The most valuable sections of the book examine how Bonhoeffer's peace writings, especially his extensive reflections on the Sermon on the Mount, remained foundational for his theology up to the end of his life. This is not new territory, but the authors’ analysis of the continuities between Discipleship and Ethics is sound, and their reading of Bonhoeffer through the lens of a peace tradition is interesting. Despite their internal coherence, however, these writings cannot be read in isolation from other equally central aspects of Bonhoeffer's thought, particularly the development of his thinking on church and state issues, which is crucial for understanding Ethics, his wartime writings, and his attitudes toward the resistance. The authors do not address these aspects and their tensions with the peace writings.
Moreover, there are passages throughout Bonhoeffer's theological lectures that complicate a purely pacifist reading. To cite two striking examples from the Discipleship period, in Bonhoeffer's 1935 lectures on the Augsburg Confession, he systematically reviewed the theological foundation for tyrannicide (using that very word), and in 1936 Bonhoeffer told his seminarians that there was no “final answer” as to whether a Christian could participate in war, warning them equally against militarism and what he called “doctrinaire pacifism.”
It is perfectly legitimate to offer new theological interpretations, and readers can decide whether the authors have made their case here. Challenging an established historical narrative, however, requires either new evidence or a very convincing argument. The book's provocative title sets up a “straw man” argument. Responsible scholars (including his biographer Eberhard Bethge) have never claimed that Bonhoeffer was an “assassin,” although as the authors note, this myth has made its way into the American popular understanding. But there is certainly evidence—from surviving family members, documentation in the Bonhoeffer Works, and the work of historians like Winfried Meyer, Klemens von Klemperer, Marijke Smid, and others—that Bonhoeffer supported the overthrow of the Nazi regime and understood that this would entail the assassination of Hitler, and Bethge himself recalled a conversation in which Bonhoeffer actually affirmed this. And while Eberhard Bethge downplayed it, he had firsthand knowledge of the conspiracy and Bonhoeffer's attitudes; some of the resistance meetings described in the biography are, in fact, eyewitness accounts by Bethge.

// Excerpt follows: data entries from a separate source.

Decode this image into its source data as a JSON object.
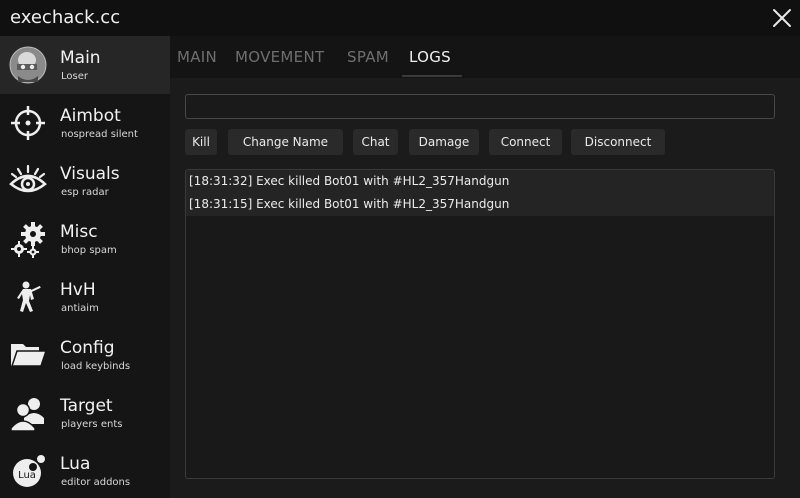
{
  "app": {
    "title": "exechack.cc"
  },
  "sidebar": {
    "items": [
      {
        "label": "Main",
        "sub": "Loser"
      },
      {
        "label": "Aimbot",
        "sub": "nospread silent"
      },
      {
        "label": "Visuals",
        "sub": "esp radar"
      },
      {
        "label": "Misc",
        "sub": "bhop spam"
      },
      {
        "label": "HvH",
        "sub": "antiaim"
      },
      {
        "label": "Config",
        "sub": "load keybinds"
      },
      {
        "label": "Target",
        "sub": "players ents"
      },
      {
        "label": "Lua",
        "sub": "editor addons"
      }
    ],
    "active": "Main",
    "lua_icon_text": "Lua"
  },
  "tabs": [
    {
      "label": "MAIN"
    },
    {
      "label": "MOVEMENT"
    },
    {
      "label": "SPAM"
    },
    {
      "label": "LOGS"
    }
  ],
  "active_tab": "LOGS",
  "search": {
    "value": "",
    "placeholder": ""
  },
  "filters": [
    {
      "label": "Kill"
    },
    {
      "label": "Change Name"
    },
    {
      "label": "Chat"
    },
    {
      "label": "Damage"
    },
    {
      "label": "Connect"
    },
    {
      "label": "Disconnect"
    }
  ],
  "logs": [
    {
      "text": "[18:31:32] Exec killed Bot01 with #HL2_357Handgun"
    },
    {
      "text": "[18:31:15] Exec killed Bot01 with #HL2_357Handgun"
    }
  ],
  "colors": {
    "background": "#141414",
    "sidebar_active": "#262626",
    "content": "#1b1b1b",
    "button": "#2a2a2a",
    "log_row": "#242424"
  }
}
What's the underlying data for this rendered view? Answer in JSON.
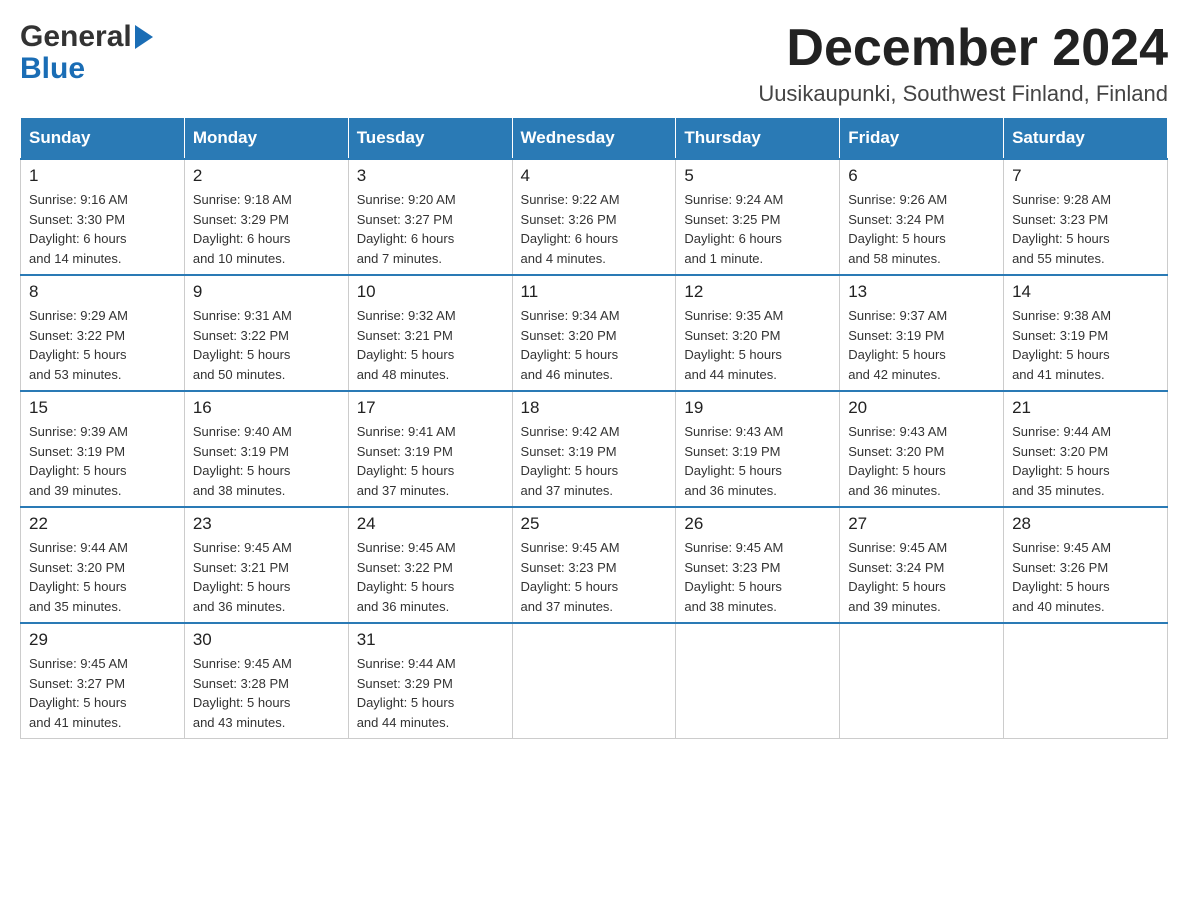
{
  "header": {
    "logo_general": "General",
    "logo_blue": "Blue",
    "month_title": "December 2024",
    "location": "Uusikaupunki, Southwest Finland, Finland"
  },
  "days_of_week": [
    "Sunday",
    "Monday",
    "Tuesday",
    "Wednesday",
    "Thursday",
    "Friday",
    "Saturday"
  ],
  "weeks": [
    [
      {
        "day": "1",
        "sunrise": "9:16 AM",
        "sunset": "3:30 PM",
        "daylight": "6 hours and 14 minutes."
      },
      {
        "day": "2",
        "sunrise": "9:18 AM",
        "sunset": "3:29 PM",
        "daylight": "6 hours and 10 minutes."
      },
      {
        "day": "3",
        "sunrise": "9:20 AM",
        "sunset": "3:27 PM",
        "daylight": "6 hours and 7 minutes."
      },
      {
        "day": "4",
        "sunrise": "9:22 AM",
        "sunset": "3:26 PM",
        "daylight": "6 hours and 4 minutes."
      },
      {
        "day": "5",
        "sunrise": "9:24 AM",
        "sunset": "3:25 PM",
        "daylight": "6 hours and 1 minute."
      },
      {
        "day": "6",
        "sunrise": "9:26 AM",
        "sunset": "3:24 PM",
        "daylight": "5 hours and 58 minutes."
      },
      {
        "day": "7",
        "sunrise": "9:28 AM",
        "sunset": "3:23 PM",
        "daylight": "5 hours and 55 minutes."
      }
    ],
    [
      {
        "day": "8",
        "sunrise": "9:29 AM",
        "sunset": "3:22 PM",
        "daylight": "5 hours and 53 minutes."
      },
      {
        "day": "9",
        "sunrise": "9:31 AM",
        "sunset": "3:22 PM",
        "daylight": "5 hours and 50 minutes."
      },
      {
        "day": "10",
        "sunrise": "9:32 AM",
        "sunset": "3:21 PM",
        "daylight": "5 hours and 48 minutes."
      },
      {
        "day": "11",
        "sunrise": "9:34 AM",
        "sunset": "3:20 PM",
        "daylight": "5 hours and 46 minutes."
      },
      {
        "day": "12",
        "sunrise": "9:35 AM",
        "sunset": "3:20 PM",
        "daylight": "5 hours and 44 minutes."
      },
      {
        "day": "13",
        "sunrise": "9:37 AM",
        "sunset": "3:19 PM",
        "daylight": "5 hours and 42 minutes."
      },
      {
        "day": "14",
        "sunrise": "9:38 AM",
        "sunset": "3:19 PM",
        "daylight": "5 hours and 41 minutes."
      }
    ],
    [
      {
        "day": "15",
        "sunrise": "9:39 AM",
        "sunset": "3:19 PM",
        "daylight": "5 hours and 39 minutes."
      },
      {
        "day": "16",
        "sunrise": "9:40 AM",
        "sunset": "3:19 PM",
        "daylight": "5 hours and 38 minutes."
      },
      {
        "day": "17",
        "sunrise": "9:41 AM",
        "sunset": "3:19 PM",
        "daylight": "5 hours and 37 minutes."
      },
      {
        "day": "18",
        "sunrise": "9:42 AM",
        "sunset": "3:19 PM",
        "daylight": "5 hours and 37 minutes."
      },
      {
        "day": "19",
        "sunrise": "9:43 AM",
        "sunset": "3:19 PM",
        "daylight": "5 hours and 36 minutes."
      },
      {
        "day": "20",
        "sunrise": "9:43 AM",
        "sunset": "3:20 PM",
        "daylight": "5 hours and 36 minutes."
      },
      {
        "day": "21",
        "sunrise": "9:44 AM",
        "sunset": "3:20 PM",
        "daylight": "5 hours and 35 minutes."
      }
    ],
    [
      {
        "day": "22",
        "sunrise": "9:44 AM",
        "sunset": "3:20 PM",
        "daylight": "5 hours and 35 minutes."
      },
      {
        "day": "23",
        "sunrise": "9:45 AM",
        "sunset": "3:21 PM",
        "daylight": "5 hours and 36 minutes."
      },
      {
        "day": "24",
        "sunrise": "9:45 AM",
        "sunset": "3:22 PM",
        "daylight": "5 hours and 36 minutes."
      },
      {
        "day": "25",
        "sunrise": "9:45 AM",
        "sunset": "3:23 PM",
        "daylight": "5 hours and 37 minutes."
      },
      {
        "day": "26",
        "sunrise": "9:45 AM",
        "sunset": "3:23 PM",
        "daylight": "5 hours and 38 minutes."
      },
      {
        "day": "27",
        "sunrise": "9:45 AM",
        "sunset": "3:24 PM",
        "daylight": "5 hours and 39 minutes."
      },
      {
        "day": "28",
        "sunrise": "9:45 AM",
        "sunset": "3:26 PM",
        "daylight": "5 hours and 40 minutes."
      }
    ],
    [
      {
        "day": "29",
        "sunrise": "9:45 AM",
        "sunset": "3:27 PM",
        "daylight": "5 hours and 41 minutes."
      },
      {
        "day": "30",
        "sunrise": "9:45 AM",
        "sunset": "3:28 PM",
        "daylight": "5 hours and 43 minutes."
      },
      {
        "day": "31",
        "sunrise": "9:44 AM",
        "sunset": "3:29 PM",
        "daylight": "5 hours and 44 minutes."
      },
      null,
      null,
      null,
      null
    ]
  ],
  "labels": {
    "sunrise": "Sunrise:",
    "sunset": "Sunset:",
    "daylight": "Daylight:"
  }
}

The authors offer no evidence or coherent argument to refute this. Rather, they dismiss the existing historical consensus with the argument that no one knows what Bonhoeffer was really thinking, but that as a pacifist he could not possibly have supported killing Hitler, and that when Bethge claimed otherwise, his memory was playing tricks on him. This is wishful thinking, not scholarship. The main reference work consulted was Sabine Dramm's Dietrich Bonhoeffer and the Resistance (Fortress, 2009). As Dramm notes, Bonhoeffer's entry into the resistance was the outcome of family connections to help him evade military service; his role in the resistance was marginal and not the reason for his 1943 arrest. Yet nowhere did Dramm actually contradict the historical account given in Bethge's biography. On the contrary, she included a chapter (dismissed by the authors) that deals explicitly with how Bonhoeffer came to support the resistance, politically and theologically.
These historical complexities do not necessarily mean that Bonhoeffer abandoned his central theological convictions, but they illustrate why ideologically purist interpretations of him are so problematic. There is indeed continuity between the early peace writings and the wartime material, as parts of this book usefully remind us. Yet, Bonhoeffer's life and writings leave us a complicated record that defies oversimplified conclusions. He is not unique in this; even within peace traditions such as the Quakers’, there have been individuals who supported the use of violence in exceptional cases and as an act of conscience, notably during the slavery era in this country. A critical examination by the authors about whether Bonhoeffer presents a similar case, as a possible avenue for understanding both his resistance and his pacifism, would be an important contribution to the literature.